|Description of Breach(es)
Being an employer, failed so far as was practicable to provide and maintain a working environment in which its employees were not exposed to hazards, and by that failure caused serious harm to an employee.
Marley's Transport Pty Ltd (the Accused) is a transport company with over 50 trucks and trailers which transport products such as grain. The Accused occupied premises and operated its business from property known as 6 Noble Street Kewdale. (the Workplace).
The Accused has five directors with one of the directors being the workshop manager and another being the operations manager.
The Workplace contained a yard and workshop and the Accused conducted the servicing and repair of its trucks and trailers in-house.
Three of the trailers used by the Accused had foam seals around the edges of the tailgate to prevent the product from escaping around the edges of the tailgate when the vehicle is moving.
The opening and closing of the tailgate of those trailers over time causes the seals to wear down and were required to be removed and replaced.
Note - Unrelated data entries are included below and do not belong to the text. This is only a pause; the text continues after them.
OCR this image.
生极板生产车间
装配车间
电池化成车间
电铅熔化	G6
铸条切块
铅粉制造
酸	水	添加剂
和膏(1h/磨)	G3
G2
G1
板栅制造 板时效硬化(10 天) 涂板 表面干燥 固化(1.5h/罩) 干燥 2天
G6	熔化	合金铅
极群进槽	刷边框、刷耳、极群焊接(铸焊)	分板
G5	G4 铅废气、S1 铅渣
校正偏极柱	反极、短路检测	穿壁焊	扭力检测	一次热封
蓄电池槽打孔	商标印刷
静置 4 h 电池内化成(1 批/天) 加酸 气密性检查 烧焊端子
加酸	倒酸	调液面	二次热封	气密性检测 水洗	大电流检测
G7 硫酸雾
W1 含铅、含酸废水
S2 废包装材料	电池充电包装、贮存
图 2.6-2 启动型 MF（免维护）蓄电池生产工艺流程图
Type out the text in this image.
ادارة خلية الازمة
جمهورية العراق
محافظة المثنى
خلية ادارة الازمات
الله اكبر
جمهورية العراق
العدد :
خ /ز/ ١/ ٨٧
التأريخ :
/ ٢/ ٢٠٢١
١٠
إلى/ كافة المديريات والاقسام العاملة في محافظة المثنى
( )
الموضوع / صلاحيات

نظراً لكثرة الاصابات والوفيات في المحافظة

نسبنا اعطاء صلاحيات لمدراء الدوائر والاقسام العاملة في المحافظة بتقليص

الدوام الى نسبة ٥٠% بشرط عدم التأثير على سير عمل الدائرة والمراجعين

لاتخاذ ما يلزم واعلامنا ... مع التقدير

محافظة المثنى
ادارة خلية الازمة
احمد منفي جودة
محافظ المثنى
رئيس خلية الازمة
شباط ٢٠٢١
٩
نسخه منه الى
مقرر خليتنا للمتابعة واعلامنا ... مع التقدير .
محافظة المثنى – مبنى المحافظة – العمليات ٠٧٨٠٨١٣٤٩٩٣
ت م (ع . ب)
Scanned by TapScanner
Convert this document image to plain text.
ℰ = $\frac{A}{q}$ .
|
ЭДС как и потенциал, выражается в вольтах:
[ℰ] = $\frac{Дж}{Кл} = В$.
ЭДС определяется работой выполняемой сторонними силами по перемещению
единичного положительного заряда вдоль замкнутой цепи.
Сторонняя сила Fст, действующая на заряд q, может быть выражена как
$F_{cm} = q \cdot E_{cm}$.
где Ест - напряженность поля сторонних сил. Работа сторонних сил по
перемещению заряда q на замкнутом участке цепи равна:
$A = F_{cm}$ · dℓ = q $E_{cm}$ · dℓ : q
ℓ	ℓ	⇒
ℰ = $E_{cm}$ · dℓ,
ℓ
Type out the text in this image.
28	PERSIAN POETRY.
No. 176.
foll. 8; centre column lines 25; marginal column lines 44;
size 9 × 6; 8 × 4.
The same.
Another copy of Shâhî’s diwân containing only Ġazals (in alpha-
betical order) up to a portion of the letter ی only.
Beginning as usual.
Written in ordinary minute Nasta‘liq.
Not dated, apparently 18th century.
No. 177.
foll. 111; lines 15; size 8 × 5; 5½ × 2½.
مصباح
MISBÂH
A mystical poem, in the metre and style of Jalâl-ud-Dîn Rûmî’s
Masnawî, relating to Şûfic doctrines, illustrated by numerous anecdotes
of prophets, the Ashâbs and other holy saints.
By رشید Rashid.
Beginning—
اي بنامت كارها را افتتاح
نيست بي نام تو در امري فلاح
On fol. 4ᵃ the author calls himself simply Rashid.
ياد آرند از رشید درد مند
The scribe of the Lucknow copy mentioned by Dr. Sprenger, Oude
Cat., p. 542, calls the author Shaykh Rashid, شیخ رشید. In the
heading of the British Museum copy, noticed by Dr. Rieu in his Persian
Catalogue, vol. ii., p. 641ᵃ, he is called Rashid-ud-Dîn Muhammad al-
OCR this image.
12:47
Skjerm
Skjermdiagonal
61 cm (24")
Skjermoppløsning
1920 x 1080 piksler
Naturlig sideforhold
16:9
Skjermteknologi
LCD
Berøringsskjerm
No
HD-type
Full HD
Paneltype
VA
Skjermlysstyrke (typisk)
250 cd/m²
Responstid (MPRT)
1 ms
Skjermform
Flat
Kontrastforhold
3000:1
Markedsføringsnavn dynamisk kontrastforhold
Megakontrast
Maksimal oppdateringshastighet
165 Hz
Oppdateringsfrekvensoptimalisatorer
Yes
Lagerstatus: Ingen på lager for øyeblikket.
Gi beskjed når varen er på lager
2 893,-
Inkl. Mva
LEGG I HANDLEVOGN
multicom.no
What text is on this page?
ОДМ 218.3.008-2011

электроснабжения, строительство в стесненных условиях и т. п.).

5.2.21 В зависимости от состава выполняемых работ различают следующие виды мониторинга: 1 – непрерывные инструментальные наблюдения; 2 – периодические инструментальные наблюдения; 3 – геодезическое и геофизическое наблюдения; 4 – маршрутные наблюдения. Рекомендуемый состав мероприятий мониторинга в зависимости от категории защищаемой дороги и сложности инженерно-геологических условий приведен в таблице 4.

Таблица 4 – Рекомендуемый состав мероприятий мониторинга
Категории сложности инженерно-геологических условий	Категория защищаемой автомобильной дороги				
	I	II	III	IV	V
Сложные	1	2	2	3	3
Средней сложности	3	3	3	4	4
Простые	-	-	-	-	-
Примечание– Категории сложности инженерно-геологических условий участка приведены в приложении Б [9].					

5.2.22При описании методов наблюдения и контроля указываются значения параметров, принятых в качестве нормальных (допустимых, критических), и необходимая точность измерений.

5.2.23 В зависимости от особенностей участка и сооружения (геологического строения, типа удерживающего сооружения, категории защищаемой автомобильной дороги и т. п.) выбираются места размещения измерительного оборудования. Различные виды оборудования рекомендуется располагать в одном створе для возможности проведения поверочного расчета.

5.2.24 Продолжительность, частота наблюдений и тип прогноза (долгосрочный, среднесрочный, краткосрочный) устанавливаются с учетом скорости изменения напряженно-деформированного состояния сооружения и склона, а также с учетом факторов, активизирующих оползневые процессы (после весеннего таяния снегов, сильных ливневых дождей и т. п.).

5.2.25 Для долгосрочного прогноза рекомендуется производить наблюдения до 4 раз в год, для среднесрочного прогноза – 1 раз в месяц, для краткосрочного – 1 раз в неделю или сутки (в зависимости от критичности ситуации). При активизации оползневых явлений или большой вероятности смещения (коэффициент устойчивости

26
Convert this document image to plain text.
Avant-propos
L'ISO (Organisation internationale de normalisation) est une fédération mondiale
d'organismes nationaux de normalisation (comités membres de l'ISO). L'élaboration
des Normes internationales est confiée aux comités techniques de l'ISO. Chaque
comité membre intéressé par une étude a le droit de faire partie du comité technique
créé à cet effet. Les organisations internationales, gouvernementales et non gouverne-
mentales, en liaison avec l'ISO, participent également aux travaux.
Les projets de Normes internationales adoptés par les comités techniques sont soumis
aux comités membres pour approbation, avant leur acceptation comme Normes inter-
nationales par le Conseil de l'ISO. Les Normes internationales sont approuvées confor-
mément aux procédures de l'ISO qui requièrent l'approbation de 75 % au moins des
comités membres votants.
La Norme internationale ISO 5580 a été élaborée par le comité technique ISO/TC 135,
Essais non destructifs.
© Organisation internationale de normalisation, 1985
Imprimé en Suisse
The replacement of the side and bottom seals could occur one or two times a year. The replacement of the top seals was seldom required.
To replace the bottom and side seals, a pipe or piece of wood is placed between the tailgate door and the trailer to hold it open and give sufficient clearance to remove and replace the seals.
To replace the top seal, the tailgate was released and the tailgate door was opened to give access to the seals. The tailgate was then raised using a forklift, with the tailgate resting on the forklift tines. The employees would then manually replace the top seal by climbing into the back of the trailer, which required them to walk underneath the raised tailgate which was resting unsecured on the forklift tines.
On 23 January 2013 one of the employees (employee 1) was instructed by the operations manager to replace the tailgate seals on a trailer.
Employee 1 had completed the replacement of the sides and bottom seals of the tailgate when the operations manager instructed another employee (employee 2) to lift the tailgate up with the forklift to gain access to the top seal.
The tailgate was already slightly raised with a section of iron pipe wedged between the edge of the tailgate and the trailer from previous repairs being undertaken on the trailer earlier in the day.
Employee 2 (who did not hold a High Risk Work Licence to drive a forklift) positioned the forklift at the rear of the trailer. Employee 1 was standing on the left hand side of the forklift in the vicinity of the tailgate which was being raised.
Employee 2 then further raised the tailgate by resting the edge of the tailgate on the forklift tines and another employee removed the section of pipe wedged between the edge of the tailgate and the trailer.
Employee 1 was guiding Employee 2 on the movement and lift of the forklift. Employee 2 began to reverse the forklift slowly whilst the tailgate rested on the tines. The tailgate was resting approximately 250mm from the end of the forklift tines.
Employee 1 then positioned himself in between the tailgate and the rear of the trailer and continued to guide the movement of the forklift.
Employee 2 continued to reverse the forklift and the tailgate slipped off the tips of the forklift tines and struck employee 1 in the head. Employee 1 fell to the ground.
Employee 1 was taken by ambulance to hospital where he was treated for a fracture at the base of his skull, right facial nerve palsy and lacerations to his head. He suffered serious harm, as even following treatment these injuries have left him with permanent impairment.
A person standing under a load held and suspended by a forklift is a commonly known hazard within industry, including the transport industry.
The risks of being hit by a swinging unsupported tailgate are extremely high when undertaking this work using a forklift because loads can fall without warning due to operator error or unintentionally moving the raised and suspended load. A risk of being hit by a swinging unsupported tailgate also exists if there was a mechanical fault in the forklift being used. However, this is a lower risk than that or operator error.
Employees that were exposed to the hazard were at risk of suffering serious or fatal injuries, such as cranial fractures.
It was practicable for the Accused to have used a different method to open and secure the tailgate where the tailgate was not suspended in an unsecure manner, such as:
- by tilting the trailer so the tailgate is hanging vertically straight; and/or
- through the use of a fabricated adjustable prop which is welded to the body of the trailer and the tailgate.
Further, it was practicable for the Accused to have ensured that any person:
- required to undertake repair or maintenance work on a trailer had been trained in these methods, demonstrated competence in these methods; and/or
- was supervised by a person trained in these methods; and/or
- was not standing under the load whilst it was lifted and suspended.
Taking any or all of these measures would have mitigated the risk of the suspended tailgate slipping and injuring employee 1.